Like I said, I was an old movie buff myself. What I liked about the show is they tried to give it the best chance so they got as many and varied guest stars to come on the show to help with the ratings. And Cheryl – if I’m not mistaken, I believe it was her first acting job in the business.

Yes, it was before she got Charlie’s Angels.

Yes, she was just one more actress who had come onto the show. But I can honestly say any time I met a performer before they became a star, there was no doubt in my mind that they were going to be a star. And she was one of those people. It was just obvious – no one knew who she was, but she worked the set and she was dynamic and fun to work with. The other performers - I just enjoyed the class of those professionals who had been around for decades. There was a class - that was the word everyone used. Joan Collins had class. It’s not that other great big celebrities or well-known people of any kind don’t necessarily exude class, but it’s just not the word you use. So it may be a dated word, but they had a sensibility about them that was extraordinary, and I loved being around that. It was always a great lesson to me. Even at the height of frustrating things happening - because you have frustrating things go on all the time [in Hollywood] - and it was the way these professionals handled it. I learned from that and got a lot out of them. They always treated me very well, so it was just extraordinary to be an equal part of all that.

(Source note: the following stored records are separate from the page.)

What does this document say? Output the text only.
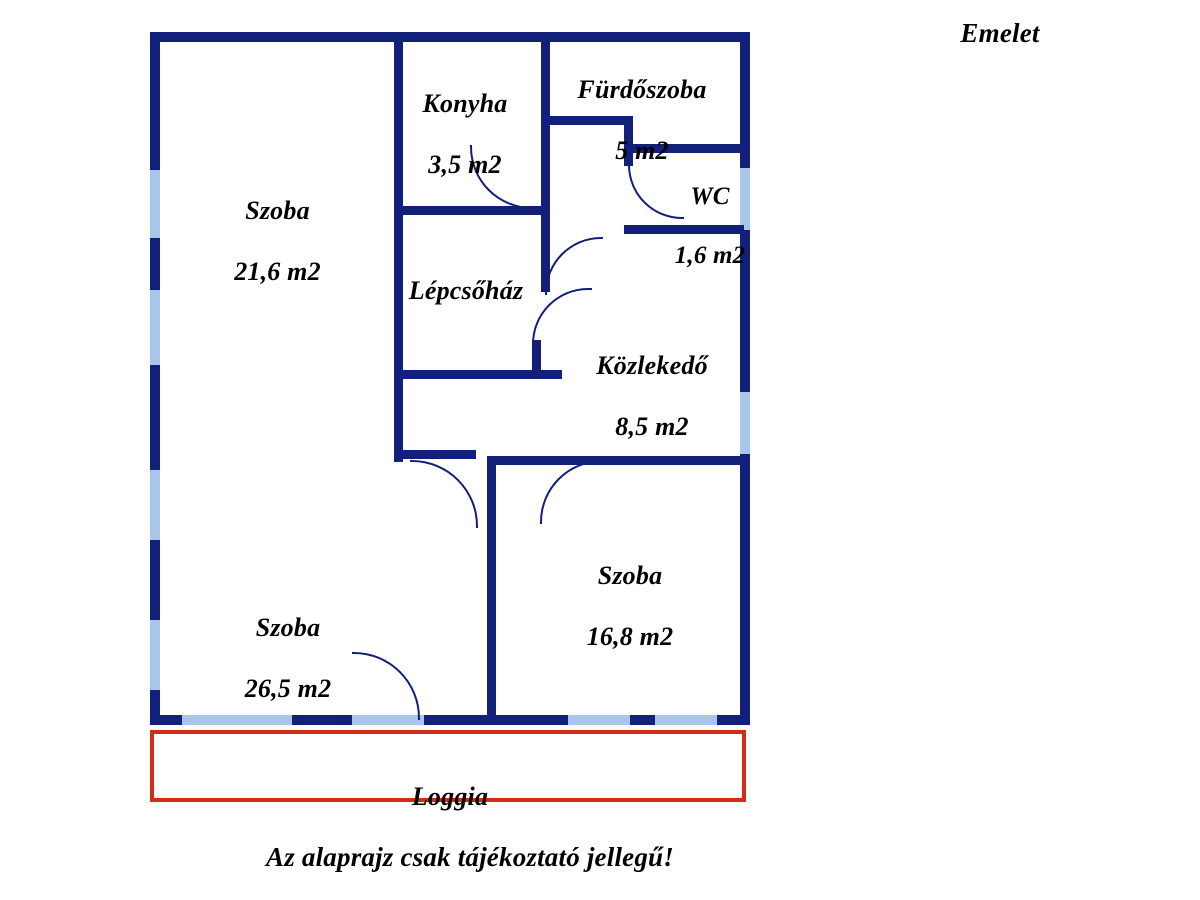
Emelet

Szoba

21,6 m2

Konyha

3,5 m2

Fürdőszoba

5 m2

WC

1,6 m2

Lépcsőház

Közlekedő

8,5 m2

Szoba

16,8 m2

Szoba

26,5 m2

Loggia

Az alaprajz csak tájékoztató jellegű!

You're so fortunate to have had that experience. What are you working on now?

I have been working on a memoir. It started out being about my days at Disney and working on my Disney projects, but it’s expanded into much broader autobiography about growing up – a working child actor in the business. It will include a large section about Escape To Witch Mountain, Return From Witch Mountain, and my Disney films. I’m a big “making of” fan myself, I’ve always loved those things, so I’m kind of approaching this whole memoir as the “making of” a child actor. That’s really what it’s about. I’m very excited about that and being able to share that.

I’m excited just hearing about it. Does it have a working title?

My working title is My Wonderful World Of Disney: My Life As A Child Actor. That’s just for me, whether it will end up being a publishable title, we shall see. But it really encapsulates what I think is really the wonder and awe that I got to experience in this business. Disney was my goal when I got into it, I wanted to do that, I achieved it, and I had some of the greatest experiences of my life working for that studio and doing those projects.

It sounds wonderful. And insightful. I'm sure everyone will get a lot from it, especially those aspiring to be in the entertainment industry. Well, in the meantime I’m really excited to be able to see you again on television in The Fantastic Journey.

I’m excited to see it, too. You know, as a matter of fact, all of my copies of Fantastic Journey are on Betamax with the original vintage commercials in place. I haven’t seen a clean copy of the show since the network airing, so it’ll be a treat for me to see it on getTV.

Betamax – my goodness! I remember that. [laughing] Well thank you again for talking with us – it’s been fun.